Während seiner Arbeit am NASA Johnson Space Center in den 1970er Jahren sagte der Astrophysiker Donald Kessler voraus, dass Kollisionen zwischen Weltraummüll mit zunehmender Dichte von Weltraummüll in der Umlaufbahn um die Erde immer häufiger auftreten würden, was zu einem Kaskadeneffekt führen würde. Seit 2005 folgt die Menge der Trümmer im Orbit einer exponentiellen Wachstumskurve, was Kesslers Vorhersage bestätigt.
Angesichts der Tatsache, dass sich das Problem in den kommenden Jahren nur noch verschlimmern wird, besteht eine wachsende Nachfrage nach Technologien, mit denen Weltraummüll entfernt werden kann. Nach einem wettbewerbsorientierten Prozess hat die ESA kürzlich das Schweizer Startup ClearSpace Today beauftragt, die weltweit erste Weltraummission zur Beseitigung von Trümmern zu schaffen. Diese Mission, bekannt als ClearSpace-1, wird voraussichtlich bis 2025 starten und den Weg für weitere Missionen zur Entfernung von Trümmern ebnen.

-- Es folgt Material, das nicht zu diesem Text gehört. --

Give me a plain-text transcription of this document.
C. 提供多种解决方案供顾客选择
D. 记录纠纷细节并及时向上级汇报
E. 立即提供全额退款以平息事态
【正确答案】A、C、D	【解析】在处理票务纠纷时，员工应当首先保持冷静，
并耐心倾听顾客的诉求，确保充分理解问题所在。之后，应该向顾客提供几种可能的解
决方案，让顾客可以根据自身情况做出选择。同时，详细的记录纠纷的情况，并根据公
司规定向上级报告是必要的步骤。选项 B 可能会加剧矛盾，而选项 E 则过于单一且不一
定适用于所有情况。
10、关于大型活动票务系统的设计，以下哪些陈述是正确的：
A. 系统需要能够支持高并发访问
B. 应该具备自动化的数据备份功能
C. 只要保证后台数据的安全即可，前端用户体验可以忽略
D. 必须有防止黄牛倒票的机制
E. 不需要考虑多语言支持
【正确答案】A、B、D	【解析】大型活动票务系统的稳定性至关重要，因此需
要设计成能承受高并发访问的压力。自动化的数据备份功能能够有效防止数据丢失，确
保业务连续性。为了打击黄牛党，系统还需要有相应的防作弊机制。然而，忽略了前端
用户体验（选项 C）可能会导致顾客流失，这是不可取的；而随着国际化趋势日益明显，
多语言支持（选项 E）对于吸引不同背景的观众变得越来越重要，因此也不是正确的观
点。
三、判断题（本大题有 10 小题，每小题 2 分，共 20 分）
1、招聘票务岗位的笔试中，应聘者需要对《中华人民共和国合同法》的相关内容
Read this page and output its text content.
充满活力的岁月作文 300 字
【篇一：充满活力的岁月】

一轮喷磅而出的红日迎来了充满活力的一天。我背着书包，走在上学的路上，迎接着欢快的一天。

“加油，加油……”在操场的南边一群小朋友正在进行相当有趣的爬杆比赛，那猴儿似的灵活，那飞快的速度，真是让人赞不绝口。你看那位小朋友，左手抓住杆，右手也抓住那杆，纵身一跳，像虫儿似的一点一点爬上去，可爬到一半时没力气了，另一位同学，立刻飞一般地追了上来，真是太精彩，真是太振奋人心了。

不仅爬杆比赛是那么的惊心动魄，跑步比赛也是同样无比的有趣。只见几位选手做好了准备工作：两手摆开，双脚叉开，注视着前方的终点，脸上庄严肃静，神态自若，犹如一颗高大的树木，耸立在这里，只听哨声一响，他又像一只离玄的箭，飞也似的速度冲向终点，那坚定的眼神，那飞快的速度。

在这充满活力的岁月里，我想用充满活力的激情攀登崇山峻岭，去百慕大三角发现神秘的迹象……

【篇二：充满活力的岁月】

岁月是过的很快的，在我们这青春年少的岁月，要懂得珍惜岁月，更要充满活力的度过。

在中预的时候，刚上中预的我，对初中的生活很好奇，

Derzeit befinden sich schätzungsweise 29.000 Teile von Weltraummüll im Orbit, die ein ernstes Kollisionsrisiko mit Satelliten und Weltraummissionen darstellen. Dies sind jedoch nur die Objekte mit einem Durchmesser von mehr als 10 cm. Darüber hinaus gibt es rund 750.000 Objekte mit einer Größe von 1 mm bis 1 cm und weitere 166 Millionen Objekte mit einem Durchmesser zwischen 1 und 10 cm.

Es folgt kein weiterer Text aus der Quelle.